Names of 117 were read to an emotional crowd in St. John’s during the In Her Name Vigil.
By Victoria Plowman
Below a moonlit sky, people gathered, cried and hugged as they remembered and honoured victims of violence.
The In Her Name Vigil is a collaboration between various non-profit organizations in St. John’s, including the St. John’s Status of Women Council, the Women’s Centre, St. John’s Native Friendship Centre, Newfoundland and Labrador Sexual Assault Crisis and Prevention Centre and Violence Prevention.
Jenny Wright is the executive director of the St.
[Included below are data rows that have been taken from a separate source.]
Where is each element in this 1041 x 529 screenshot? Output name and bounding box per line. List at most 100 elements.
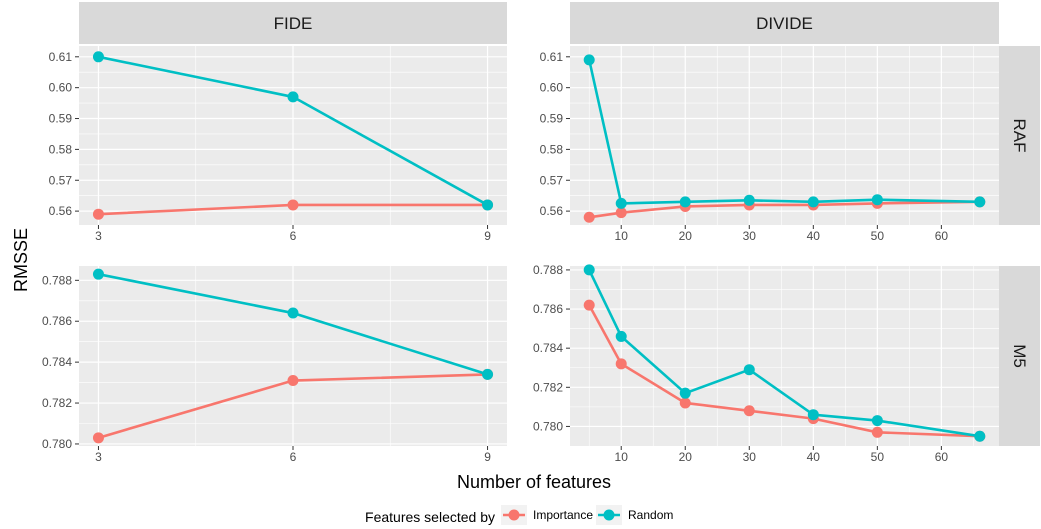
strip-label-divide: DIVIDE: [756, 14, 813, 33]
y-tick-label: 0.59: [540, 112, 564, 126]
data-point-importance: [615, 207, 627, 219]
y-tick-label: 0.57: [49, 173, 73, 187]
x-tick-label: 20: [679, 450, 693, 464]
strip-background: [570, 2, 999, 44]
strip-background: [999, 266, 1040, 446]
x-tick-label: 50: [871, 450, 885, 464]
y-tick-label: 0.60: [540, 81, 564, 95]
x-tick-label: 9: [484, 229, 491, 243]
panel-background: [570, 46, 999, 225]
data-point-random: [583, 54, 595, 66]
y-tick-label: 0.786: [533, 302, 563, 316]
series-random: [583, 264, 986, 442]
panel-divide-raf: 0.56 0.57 0.58 0.59 0.60 0.61 10 20 30 40 50 60: [540, 46, 999, 243]
x-axis-title: Number of features: [457, 472, 611, 492]
data-point-importance: [615, 358, 627, 370]
data-point-importance: [743, 405, 755, 417]
x-tick-label: 20: [679, 229, 693, 243]
strip-background: [999, 46, 1040, 225]
data-point-random: [807, 409, 819, 421]
panels: FIDE DIVIDE RAF M5 0.56 0.57 0.58 0.59 0.60 0.61 3…: [42, 2, 1040, 464]
x-tick-label: 3: [95, 229, 102, 243]
data-point-random: [679, 387, 691, 399]
data-point-random: [871, 194, 883, 206]
data-point-random: [974, 196, 986, 208]
series-random: [92, 51, 494, 211]
data-point-random: [92, 268, 104, 280]
x-tick-label: 40: [807, 229, 821, 243]
y-tick-label: 0.56: [540, 204, 564, 218]
data-point-importance: [92, 208, 104, 220]
strip-raf: RAF: [999, 46, 1040, 225]
y-tick-label: 0.782: [533, 380, 563, 394]
data-point-random: [871, 415, 883, 427]
strip-background: [79, 2, 507, 44]
data-point-random: [583, 264, 595, 276]
strip-label-m5: M5: [1010, 344, 1029, 368]
data-point-random: [482, 199, 494, 211]
strip-m5: M5: [999, 266, 1040, 446]
x-tick-label: 60: [935, 450, 949, 464]
y-tick-label: 0.60: [49, 81, 73, 95]
data-point-random: [482, 368, 494, 380]
x-tick-label: 30: [743, 450, 757, 464]
legend-entry-importance: Importance: [501, 505, 593, 525]
y-tick-label: 0.56: [49, 204, 73, 218]
legend-entry-random: Random: [596, 505, 673, 525]
x-tick-label: 6: [290, 450, 297, 464]
data-point-random: [615, 330, 627, 342]
legend-label-random: Random: [628, 508, 673, 522]
x-tick-label: 3: [95, 450, 102, 464]
y-tick-label: 0.786: [42, 314, 72, 328]
y-tick-label: 0.57: [540, 173, 564, 187]
data-point-random: [287, 91, 299, 103]
strip-label-raf: RAF: [1010, 119, 1029, 153]
data-point-random: [743, 364, 755, 376]
data-point-random: [807, 196, 819, 208]
data-point-random: [974, 430, 986, 442]
strip-label-fide: FIDE: [274, 14, 313, 33]
x-tick-label: 10: [615, 229, 629, 243]
legend: Features selected by Importance Random: [365, 505, 673, 525]
strip-divide: DIVIDE: [570, 2, 999, 44]
panel-fide-raf: 0.56 0.57 0.58 0.59 0.60 0.61 3 6 9: [49, 46, 507, 243]
y-tick-label: 0.782: [42, 396, 72, 410]
x-tick-label: 40: [807, 450, 821, 464]
x-tick-label: 50: [871, 229, 885, 243]
data-point-importance: [92, 432, 104, 444]
legend-key-point: [603, 509, 615, 521]
data-point-importance: [287, 199, 299, 211]
x-tick-label: 60: [935, 229, 949, 243]
series-random: [583, 54, 986, 209]
data-point-importance: [871, 426, 883, 438]
x-tick-label: 9: [484, 450, 491, 464]
y-tick-label: 0.61: [49, 50, 73, 64]
data-point-importance: [679, 397, 691, 409]
strip-fide: FIDE: [79, 2, 507, 44]
y-axis-title: RMSSE: [11, 228, 31, 292]
legend-label-importance: Importance: [533, 508, 593, 522]
y-tick-label: 0.784: [42, 355, 72, 369]
y-tick-label: 0.788: [42, 273, 72, 287]
y-tick-label: 0.58: [540, 142, 564, 156]
y-tick-label: 0.61: [540, 50, 564, 64]
data-point-importance: [583, 299, 595, 311]
y-tick-label: 0.780: [533, 419, 563, 433]
data-point-random: [743, 194, 755, 206]
legend-title: Features selected by: [365, 509, 495, 525]
y-tick-label: 0.59: [49, 112, 73, 126]
x-tick-label: 10: [615, 450, 629, 464]
legend-key-point: [508, 509, 520, 521]
x-tick-label: 6: [290, 229, 297, 243]
data-point-random: [92, 51, 104, 63]
y-tick-label: 0.780: [42, 437, 72, 451]
y-tick-label: 0.784: [533, 341, 563, 355]
data-point-random: [287, 307, 299, 319]
data-point-importance: [287, 375, 299, 387]
y-tick-label: 0.788: [533, 263, 563, 277]
x-tick-label: 30: [743, 229, 757, 243]
data-point-random: [615, 197, 627, 209]
panel-background: [570, 266, 999, 446]
y-tick-label: 0.58: [49, 142, 73, 156]
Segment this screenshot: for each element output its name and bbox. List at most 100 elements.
John Status of Women Council.
“If we don’t continue to read the names and honour the lives of these women, they become forgotten,” said Wright.
The event is one she says they spend a lot of time planning for, as it is such a sensitive evening for so many. She referred to it as a “call for action”, saying the time is now to not only see justice, but to also see safety for future women and girls in the province.
“Each year when we read them, more and more families come forward and tell us more about the lives of these women,” Wright said after the vigil on Wednesday night in St. John’s.
“It’s a painful event, but an important one.”
Hundreds gathered and mourned the women named, and by the end of the reading, not a dry eye remained. During a moment of silence, sobs rang out as people comforted family members, friends, and strangers alike.
A vast amount of those present were wearing white t-shirts with purple lettering, butterflies, and bright orange touques – members of Cortney’s Search Angels.
Both family and strangers to Cortney Michelle Lake make up the group, and have spent hours on end searching for the young woman’s body since her disappearance over the summer. They stood in solace, holding pictures of Cortney and remembering the young mother among the dozens of others who faced the same horrible fate.
Lake’s disappearance was declared a homicide by RNC shortly after her she vanished, but no charges have been laid.
Glenda Power is Lake’s aunt.
“For the first time, my niece’s name is on the list of missing and murdered women in this province,” Power said.
The pain in her voice rang louder than her words.
“It is incumbent on us as her family and loved ones to be here and speak her name out loud, and to make sure that she is never forgotten” Power said, her voice breaking.
“She is always on the minds of the people in this province because we need to find her. We need to see justice, and we need to be sure that the women of this province are safe.”